A Senior’s Perspective: Grappling with the COVID-19 Closure

BioTech Senior Isabella Masiello reflects on the difficult reality of missing out on senior year experiences due to the Coronavirus.

When I stepped foot into school on the first day of senior year, I thought I was prepped for a wild ride. I wasn’t. When I stepped foot in school that Thursday, I didn’t know it could be the last time. 

     It all happened so quickly. It started off with my BioTech co-op at UMass Medical School’s Theurkauf Lab being canceled until further notice. My research was just put on hold, possibly for good, just like that.  Then the advisory board meeting I was presenting my research at was canceled. And just like that, there was no school, no dance practice, no senior experience. 

     I am struggling to accept the fact that I am just home now for an indefinite amount of time, possibly weeks, grappling with the idea that I may not be able to walk the stage at graduation or get down with my friends one last time at prom. And those are very shallow things to care so deeply about when people are dying. 

     My mom is at extremely high risk with both lung and heart issues paired with a prediabetic history. If she gets COVID-19, she could die and that’s something my family needs to worry about every day.

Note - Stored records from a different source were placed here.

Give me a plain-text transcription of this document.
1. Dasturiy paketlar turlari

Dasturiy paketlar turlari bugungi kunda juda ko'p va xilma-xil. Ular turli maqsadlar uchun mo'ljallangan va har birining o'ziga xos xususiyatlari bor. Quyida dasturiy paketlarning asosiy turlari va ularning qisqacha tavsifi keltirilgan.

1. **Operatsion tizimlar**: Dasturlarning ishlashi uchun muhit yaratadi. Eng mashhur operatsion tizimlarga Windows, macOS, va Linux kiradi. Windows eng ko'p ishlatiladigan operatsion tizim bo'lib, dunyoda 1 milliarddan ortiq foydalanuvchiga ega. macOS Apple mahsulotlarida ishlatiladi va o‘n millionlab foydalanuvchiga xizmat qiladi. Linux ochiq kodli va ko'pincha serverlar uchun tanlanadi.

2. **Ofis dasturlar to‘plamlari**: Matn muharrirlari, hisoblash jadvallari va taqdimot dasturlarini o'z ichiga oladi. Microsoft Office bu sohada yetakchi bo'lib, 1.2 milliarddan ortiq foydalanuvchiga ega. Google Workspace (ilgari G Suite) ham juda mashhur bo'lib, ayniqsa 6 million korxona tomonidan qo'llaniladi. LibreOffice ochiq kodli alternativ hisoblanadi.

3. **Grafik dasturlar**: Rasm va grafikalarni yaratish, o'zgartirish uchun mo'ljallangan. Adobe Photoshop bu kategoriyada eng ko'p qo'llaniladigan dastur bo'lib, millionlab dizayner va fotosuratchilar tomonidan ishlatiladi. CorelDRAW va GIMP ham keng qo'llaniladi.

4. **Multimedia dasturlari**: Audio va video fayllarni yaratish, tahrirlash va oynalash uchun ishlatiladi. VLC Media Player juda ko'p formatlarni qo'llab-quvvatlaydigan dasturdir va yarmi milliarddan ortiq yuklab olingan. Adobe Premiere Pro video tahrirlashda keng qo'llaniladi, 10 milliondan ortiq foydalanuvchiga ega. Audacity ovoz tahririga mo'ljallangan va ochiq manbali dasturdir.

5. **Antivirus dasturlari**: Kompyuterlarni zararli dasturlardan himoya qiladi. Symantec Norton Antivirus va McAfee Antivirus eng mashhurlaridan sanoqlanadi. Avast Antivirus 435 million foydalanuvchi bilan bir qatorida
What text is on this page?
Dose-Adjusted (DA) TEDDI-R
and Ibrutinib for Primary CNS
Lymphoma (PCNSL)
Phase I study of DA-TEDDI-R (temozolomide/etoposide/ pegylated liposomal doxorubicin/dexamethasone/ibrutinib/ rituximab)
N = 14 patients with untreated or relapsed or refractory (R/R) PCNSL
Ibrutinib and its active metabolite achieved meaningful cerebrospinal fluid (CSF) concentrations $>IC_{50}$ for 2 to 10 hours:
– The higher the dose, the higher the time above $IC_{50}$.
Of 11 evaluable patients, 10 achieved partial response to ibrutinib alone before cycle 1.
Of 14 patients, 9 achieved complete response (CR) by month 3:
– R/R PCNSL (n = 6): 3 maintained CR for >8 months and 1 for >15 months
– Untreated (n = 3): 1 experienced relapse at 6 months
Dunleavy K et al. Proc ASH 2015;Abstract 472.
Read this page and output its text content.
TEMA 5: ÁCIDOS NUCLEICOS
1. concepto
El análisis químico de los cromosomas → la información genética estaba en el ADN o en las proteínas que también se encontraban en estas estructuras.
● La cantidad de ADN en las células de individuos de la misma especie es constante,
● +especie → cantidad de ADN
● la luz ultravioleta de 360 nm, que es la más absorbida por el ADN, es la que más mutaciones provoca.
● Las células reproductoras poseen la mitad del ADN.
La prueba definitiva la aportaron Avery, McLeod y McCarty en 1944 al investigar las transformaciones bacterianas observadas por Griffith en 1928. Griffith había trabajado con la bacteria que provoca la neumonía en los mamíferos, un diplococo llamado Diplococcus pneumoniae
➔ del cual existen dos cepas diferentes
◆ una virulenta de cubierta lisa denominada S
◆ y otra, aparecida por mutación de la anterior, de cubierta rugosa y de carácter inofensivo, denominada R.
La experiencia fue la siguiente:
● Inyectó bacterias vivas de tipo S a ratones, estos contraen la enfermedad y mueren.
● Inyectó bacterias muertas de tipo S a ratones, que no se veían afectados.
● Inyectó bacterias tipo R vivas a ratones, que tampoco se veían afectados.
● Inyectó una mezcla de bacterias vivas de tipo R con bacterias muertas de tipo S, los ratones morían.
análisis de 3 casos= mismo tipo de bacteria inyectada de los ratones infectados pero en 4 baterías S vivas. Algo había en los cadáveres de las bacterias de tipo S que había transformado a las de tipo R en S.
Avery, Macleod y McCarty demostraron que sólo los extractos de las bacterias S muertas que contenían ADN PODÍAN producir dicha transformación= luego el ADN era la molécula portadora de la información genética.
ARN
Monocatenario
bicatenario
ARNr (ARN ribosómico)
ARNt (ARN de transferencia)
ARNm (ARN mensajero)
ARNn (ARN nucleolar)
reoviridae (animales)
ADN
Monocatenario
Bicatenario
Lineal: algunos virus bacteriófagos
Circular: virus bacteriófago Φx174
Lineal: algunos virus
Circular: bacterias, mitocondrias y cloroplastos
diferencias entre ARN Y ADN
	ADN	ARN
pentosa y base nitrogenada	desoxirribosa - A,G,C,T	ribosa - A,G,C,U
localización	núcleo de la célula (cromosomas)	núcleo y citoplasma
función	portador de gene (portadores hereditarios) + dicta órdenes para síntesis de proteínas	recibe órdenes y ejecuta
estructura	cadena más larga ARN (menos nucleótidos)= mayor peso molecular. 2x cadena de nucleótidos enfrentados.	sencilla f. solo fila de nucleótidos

Because of the severity of that, I feel guilty as I’m sure many others do for fretting over the state of our senior year. Yet, we all still feel the pain of the possibility we unknowingly already had our last day of high school.

    Until we know the fate of the conclusion to our high school experience, we are all desperately trying to suck up all that’s left of school. We find ourselves texting the one girl we only talk to in class, getting excited to see everyone in Zoom classes, and practicing for that one last senior dance we don’t know if we’ll ever get to perform. We find ourselves forgoing senioritis for the first time in months and actually missing school. We find ourselves missing the days where we could see friends, buy toilet paper at the store, and not live in fear of the future, things we all took for granted. 

     Until I get told my senior year is over, it lives on in my house as I celebrate every college acceptance and continue to make a dress for prom I never know if I will wear. Hope is the only thing holding the Class of 2020 together and no virus can take that away completely. While we are all apart, we stand together in hope of a virus-less conclusion to our senior year.